保健だより(2013年1月)

園医より

2013年1月8日

 皆さん、あけましておめでとうございます。今年も年初に本年の目標を立てられましたか?今年も毎日充実した日々を過ごせたらいいですね。
 さて、今年初めてのこの保健だよりですが、年頭を飾るにふさわしい話題は何が良いかと考えて、今回は食事の話にしてみました。皆さん一生に何回ぐらい食事をすると思いますか?1才から80年間食事するとして計算してみます。1日3回、1ヶ月で90回、1年間で1080回、80年で8万回以上の計算になります。果たしてこれを多いと感じるか少ないと感じるか、それは個人それぞれの捉え方だと思います。私は欲張りなので「う〜ん、もうちょっと食べたいな」と思いました。そう思うと、1回1回の食事がとても大事なものに思えてきました。食事にかける時間、食事の内容、食事の雰囲気、食事のすべての要素をおろそかにできない気がします。それでも私のような大人は、食事に関して自分で決定権を持っていますので、自覚さえあれば正しい食事を摂ることができます。しかし、こどもは自分で食べるものを選ぶことができません。「ちょっと最近野菜が足りないから、今日はサラダを加えましょう」なんて考え行動する3歳児はまずいないはずです。

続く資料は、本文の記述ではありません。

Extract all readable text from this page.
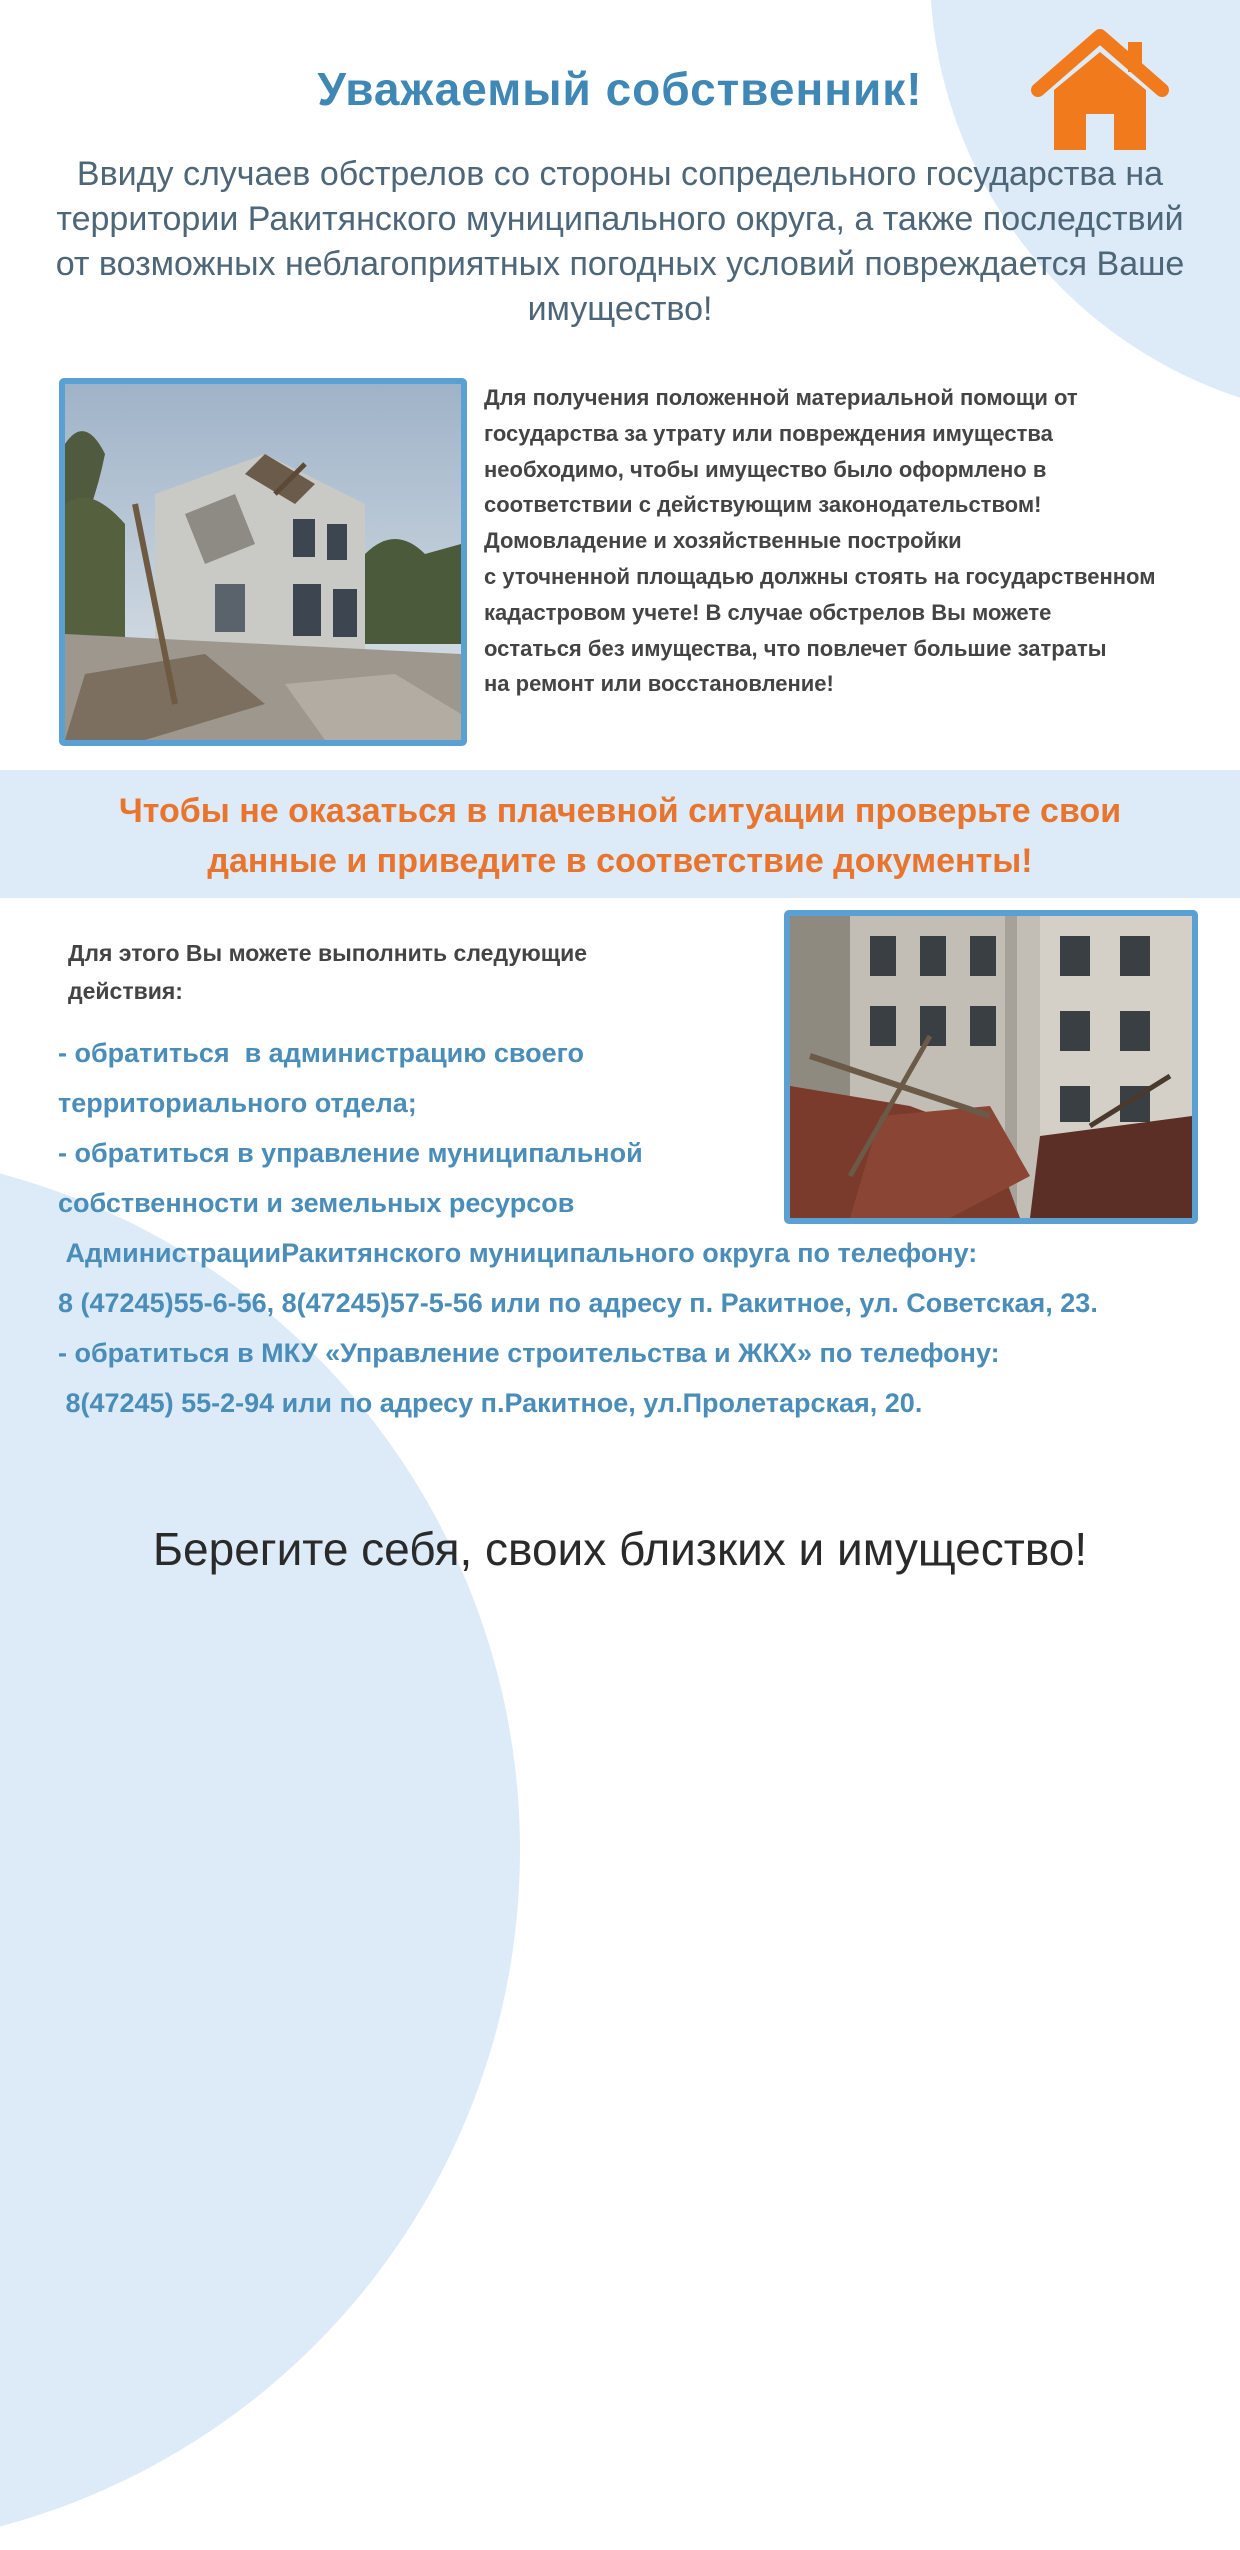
Уважаемый собственник!
Ввиду случаев обстрелов со стороны сопредельного государства на территории Ракитянского муниципального округа, а также последствий от возможных неблагоприятных погодных условий повреждается Ваше имущество!
Для получения положенной материальной помощи от
государства за утрату или повреждения имущества
необходимо, чтобы имущество было оформлено в
соответствии с действующим законодательством!
Домовладение и хозяйственные постройки
с уточненной площадью должны стоять на государственном
кадастровом учете! В случае обстрелов Вы можете
остаться без имущества, что повлечет большие затраты
на ремонт или восстановление!
Чтобы не оказаться в плачевной ситуации проверьте свои
данные и приведите в соответствие документы!
Для этого Вы можете выполнить следующие
действия:
- обратиться  в администрацию своего
территориального отдела;
- обратиться в управление муниципальной
собственности и земельных ресурсов
АдминистрацииРакитянского муниципального округа по телефону:
8 (47245)55-6-56, 8(47245)57-5-56 или по адресу п. Ракитное, ул. Советская, 23.
- обратиться в МКУ «Управление строительства и ЖКХ» по телефону:
8(47245) 55-2-94 или по адресу п.Ракитное, ул.Пролетарская, 20.
Берегите себя, своих близких и имущество!
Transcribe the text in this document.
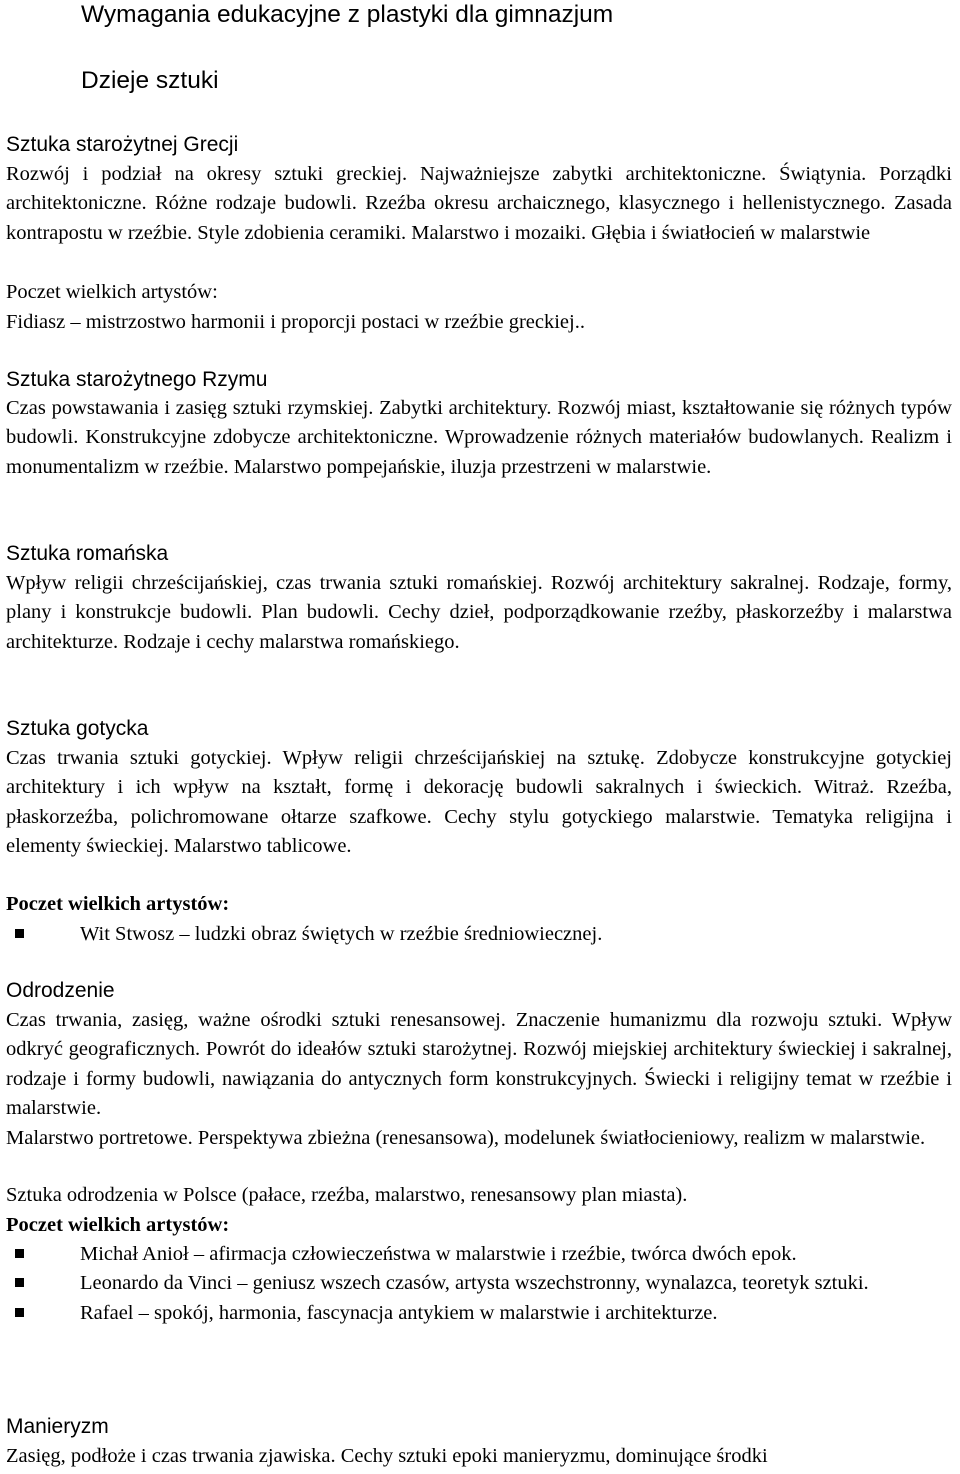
Wymagania edukacyjne z plastyki dla gimnazjum
Dzieje sztuki
Sztuka starożytnej Grecji

Rozwój i podział na okresy sztuki greckiej. Najważniejsze zabytki architektoniczne. Świątynia. Porządki architektoniczne. Różne rodzaje budowli. Rzeźba okresu archaicznego, klasycznego i hellenistycznego. Zasada kontrapostu w rzeźbie. Style zdobienia ceramiki. Malarstwo i mozaiki. Głębia i światłocień w malarstwie

Poczet wielkich artystów:
Fidiasz – mistrzostwo harmonii i proporcji postaci w rzeźbie greckiej..
Sztuka starożytnego Rzymu

Czas powstawania i zasięg sztuki rzymskiej. Zabytki architektury. Rozwój miast, kształtowanie się różnych typów budowli. Konstrukcyjne zdobycze architektoniczne. Wprowadzenie różnych materiałów budowlanych. Realizm i monumentalizm w rzeźbie. Malarstwo pompejańskie, iluzja przestrzeni w malarstwie.

Sztuka romańska

Wpływ religii chrześcijańskiej, czas trwania sztuki romańskiej. Rozwój architektury sakralnej. Rodzaje, formy, plany i konstrukcje budowli. Plan budowli. Cechy dzieł, podporządkowanie rzeźby, płaskorzeźby i malarstwa architekturze. Rodzaje i cechy malarstwa romańskiego.

Sztuka gotycka

Czas trwania sztuki gotyckiej. Wpływ religii chrześcijańskiej na sztukę. Zdobycze konstrukcyjne gotyckiej architektury i ich wpływ na kształt, formę i dekorację budowli sakralnych i świeckich. Witraż. Rzeźba, płaskorzeźba, polichromowane ołtarze szafkowe. Cechy stylu gotyckiego malarstwie. Tematyka religijna i elementy świeckiej. Malarstwo tablicowe.

Poczet wielkich artystów:
Wit Stwosz – ludzki obraz świętych w rzeźbie średniowiecznej.
Odrodzenie

Czas trwania, zasięg, ważne ośrodki sztuki renesansowej. Znaczenie humanizmu dla rozwoju sztuki. Wpływ odkryć geograficznych. Powrót do ideałów sztuki starożytnej. Rozwój miejskiej architektury świeckiej i sakralnej, rodzaje i formy budowli, nawiązania do antycznych form konstrukcyjnych. Świecki i religijny temat w rzeźbie i malarstwie.

Malarstwo portretowe. Perspektywa zbieżna (renesansowa), modelunek światłocieniowy, realizm w malarstwie.

Sztuka odrodzenia w Polsce (pałace, rzeźba, malarstwo, renesansowy plan miasta).
Poczet wielkich artystów:
Michał Anioł – afirmacja człowieczeństwa w malarstwie i rzeźbie, twórca dwóch epok.
Leonardo da Vinci – geniusz wszech czasów, artysta wszechstronny, wynalazca, teoretyk sztuki.
Rafael – spokój, harmonia, fascynacja antykiem w malarstwie i architekturze.
Manieryzm
Zasięg, podłoże i czas trwania zjawiska. Cechy sztuki epoki manieryzmu, dominujące środki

そうなると、こどもの食事をコントロールする大人の役割は大事です。特に小さい間の食習慣は、その子の一生を左右すると言っても過言ではありません。小さい間に濃い味付けに慣れてしまうと、大きくなってから薄味では我慢できず、知らず知らずのうちに塩分摂り過ぎになります。また油物や炭水化物を中心の食事をしていると、これは明らかに肥満に繋がり、当然その子の寿命に影響します。日本にファーストフードが入り、食事の欧米化が進むことによって、こどもにとっては新たな問題が出てきたわけです。
 食品添加物や農薬それに放射能の問題など、食事を取り巻く問題はいろいろとあります。直接体内に入れるものだけに、十分に心を配っていく必要があります。毎日毎日の積み重ねが将来大きな成果を生むのが食事ですし、またその逆もあり得ます。親としてこどもの将来の健康を守るためにも、今一度日頃の食生活を見直してください。食事の量、食事の質、そして食事の雰囲気、そのすべてがこどもにとって有益であれば、それがその子にとって最大のプレゼントだと思います。